Veronique Hoste, Klaar Vanopstal and Els Lefever (LT3, University College Ghent)

Despite the legislative efforts to improve the readability of patient information, different surveys have shown that respondents still feel distressed by reading the information, or even consider it as fully incomprehensible. Our research deals with one of the sources of distress: the use of scientific terminology in patient information. In order to assess the scale of the problem, we collected a Dutch-English parallel corpus of European Public Assessment Reports (EPARs) which was annotated by 2 annotators. This corpus was used for evaluating and training an automatic approach to scientific term detection.
We investigated the use of a lexicon-based and a learning-based approach which only relies on text-internal clues. Finally, both approaches were combined in an optimized hybrid learning-based term extraction experiment. We show that whereas the lexicon-based approach yields high precision scores on the detection of scientific terms, its coverage remains limited.
The learning-based approach which relies on a limited number of straightforward features (word from, lemma and part-of-speech of the two following and preceding words, presence of numeric symbols and multiple capital letters, initial and final trigram) outperforms the lexicon-based approach. The optimized hybrid learner obtains an F-score of 80\% and remains quite robust despite the highly skewed data set.


Deriving Ontologies from Wikipedia for Semantic Annotation of Texts

Willem-Olaf Huijsen, Christian Wartena and Rogier Brussee (Telematica Instituut)

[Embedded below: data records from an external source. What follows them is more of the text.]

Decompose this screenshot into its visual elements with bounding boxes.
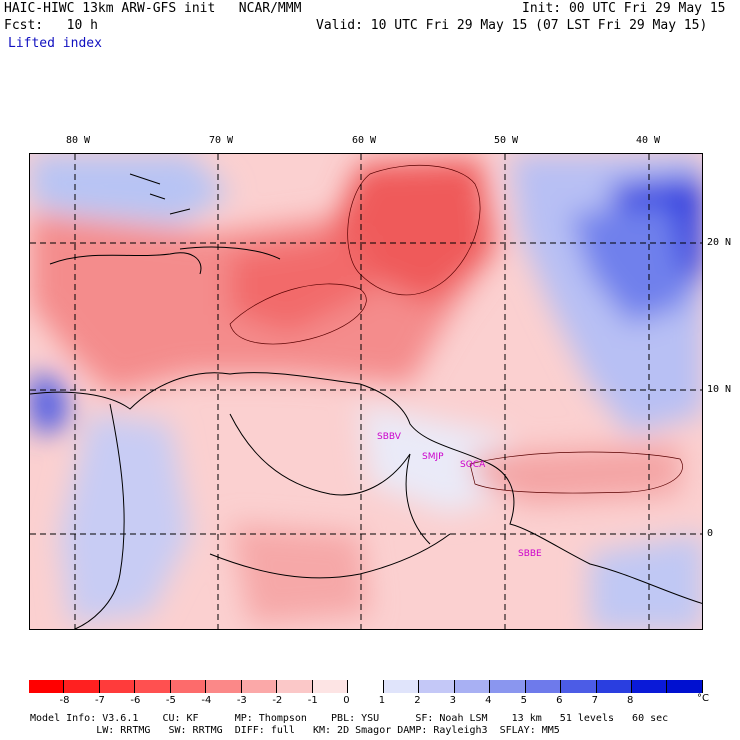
coastlines bbox=[30, 173, 702, 629]
colorbar-tick-label: 8 bbox=[627, 695, 634, 706]
contour-atlantic bbox=[347, 164, 481, 296]
colorbar-swatch bbox=[206, 680, 242, 693]
field-name: Lifted index bbox=[8, 36, 102, 51]
colorbar-swatch bbox=[667, 680, 703, 693]
blue-region-northwest bbox=[30, 154, 230, 224]
map-canvas bbox=[30, 154, 702, 629]
contour-lines bbox=[229, 164, 683, 494]
lon-label-60w: 60 W bbox=[352, 135, 377, 146]
colorbar-tick-label: 5 bbox=[520, 695, 527, 706]
station-smjp: SMJP bbox=[422, 452, 444, 462]
coast-hispaniola bbox=[179, 246, 281, 260]
lat-label-0: 0 bbox=[707, 528, 714, 539]
station-sbbv: SBBV bbox=[377, 432, 401, 442]
lon-label-80w: 80 W bbox=[66, 135, 91, 146]
border-guyana bbox=[405, 453, 431, 545]
colorbar-swatch bbox=[383, 680, 420, 693]
lon-label-70w: 70 W bbox=[209, 135, 234, 146]
model-info-line1: Model Info: V3.6.1 CU: KF MP: Thompson P… bbox=[30, 713, 669, 724]
graticule bbox=[30, 154, 702, 629]
lat-label-10n: 10 N bbox=[707, 384, 732, 395]
colorbar-swatch bbox=[454, 680, 491, 693]
colorbar bbox=[29, 680, 703, 693]
colorbar-swatch bbox=[525, 680, 562, 693]
red-core-atlantic bbox=[330, 159, 490, 304]
colorbar-tick-label: -1 bbox=[307, 695, 318, 706]
lon-label-40w: 40 W bbox=[636, 135, 661, 146]
colorbar-tick-label: -5 bbox=[165, 695, 176, 706]
colorbar-tick-label: -3 bbox=[236, 695, 247, 706]
colorbar-swatch bbox=[419, 680, 455, 693]
red-band-atlantic-south bbox=[470, 444, 680, 504]
colorbar-tick-label: -7 bbox=[94, 695, 105, 706]
colorbar-tick-label: 7 bbox=[591, 695, 598, 706]
border-venezuela bbox=[229, 413, 411, 496]
coast-south-america bbox=[30, 372, 702, 604]
colorbar-swatch bbox=[170, 680, 207, 693]
colorbar-swatch bbox=[596, 680, 632, 693]
lifted-index-map: SBBV SMJP SOCA SBBE bbox=[29, 153, 703, 630]
station-soca: SOCA bbox=[460, 460, 486, 470]
red-region-amazon bbox=[230, 524, 370, 624]
init-time: Init: 00 UTC Fri 29 May 15 bbox=[522, 1, 726, 16]
coast-greater-antilles bbox=[49, 252, 202, 275]
contour-south-band bbox=[469, 451, 683, 494]
colorbar-tick-label: 3 bbox=[449, 695, 457, 706]
blue-region-southeast bbox=[590, 534, 702, 629]
colorbar-swatch bbox=[348, 680, 384, 693]
colorbar-swatch bbox=[64, 680, 100, 693]
colorbar-tick-label: 6 bbox=[556, 695, 563, 706]
red-core-central bbox=[230, 234, 370, 334]
valid-time: Valid: 10 UTC Fri 29 May 15 (07 LST Fri … bbox=[316, 18, 708, 33]
model-title: HAIC-HIWC 13km ARW-GFS init NCAR/MMM bbox=[4, 1, 302, 16]
colorbar-swatch bbox=[561, 680, 597, 693]
blue-core-west bbox=[30, 374, 70, 434]
field-shading bbox=[30, 154, 702, 629]
colorbar-swatch bbox=[490, 680, 526, 693]
station-sbbe: SBBE bbox=[518, 549, 542, 559]
forecast-hour: Fcst: 10 h bbox=[4, 18, 98, 33]
colorbar-swatch bbox=[312, 680, 349, 693]
blue-mid-northeast bbox=[570, 204, 690, 324]
colorbar-swatch bbox=[135, 680, 171, 693]
coast-bahamas bbox=[129, 173, 191, 215]
lon-label-50w: 50 W bbox=[494, 135, 519, 146]
colorbar-tick-label: -8 bbox=[59, 695, 70, 706]
colorbar-tick-label: 1 bbox=[378, 695, 386, 706]
contour-central bbox=[229, 283, 367, 345]
colorbar-tick-label: 4 bbox=[485, 695, 492, 706]
colorbar-tick-label: 2 bbox=[414, 695, 421, 706]
lat-label-20n: 20 N bbox=[707, 237, 732, 248]
colorbar-tick-label: -6 bbox=[130, 695, 141, 706]
colorbar-swatch bbox=[99, 680, 136, 693]
colorbar-unit: °C bbox=[697, 693, 709, 704]
colorbar-swatch bbox=[631, 680, 668, 693]
colorbar-swatch bbox=[29, 680, 65, 693]
colorbar-tick-label: -2 bbox=[272, 695, 283, 706]
colorbar-swatch bbox=[241, 680, 278, 693]
border-brazil bbox=[209, 533, 451, 579]
model-info-line2: LW: RRTMG SW: RRTMG DIFF: full KM: 2D Sm… bbox=[30, 725, 560, 736]
colorbar-swatch bbox=[277, 680, 313, 693]
border-andes bbox=[73, 403, 125, 629]
blue-region-andes bbox=[60, 414, 190, 624]
colorbar-tick-label: -4 bbox=[201, 695, 212, 706]
colorbar-tick-label: 0 bbox=[343, 695, 350, 706]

The detection of concepts mentioned in texts many applications, such as the linking of the concepts to other relevant information items. Two approaches exist: the lexicon-based approach and the approach using lexicalized ontologies. In previous work, we developed the Apolda tool that implements an approach based on lexicalized ontologies. Apolda is a freely available plugin for GATE that can annotate texts on the basis of an OWL ontology that is loaded as a resource in GATE.
In this talk, we describe the methods we used to derive ontological data in OWL syntax from the Dutch Wikipedia, and how these ontologies were used to enhance the annotation by Apolda. The ontologies include the subconcept and "synonymy" relations. The subconcept relation is derived directly from the category structure in Wikipedia. The synonymy relation (more correctly, alternative textual representations) is derived from redirects and alternative link labels. The approach taken is language independent and can be used to derive ontological data taking any Wikipedia category as the top concept.
An ontology of the arts domain extracted from Wikipedia using our methods turned out to be very helpful for finding relevant keywords from short descriptions of video fragments. In a second experiment, the synonymy information derived from Wikipedia also improved the quality of keywords automatically extracted from texts.
We conclude that Wikipedia is a good resource to derive ontological data from that is useful for text analysis applications such as the lexical annotation of texts in Apolda.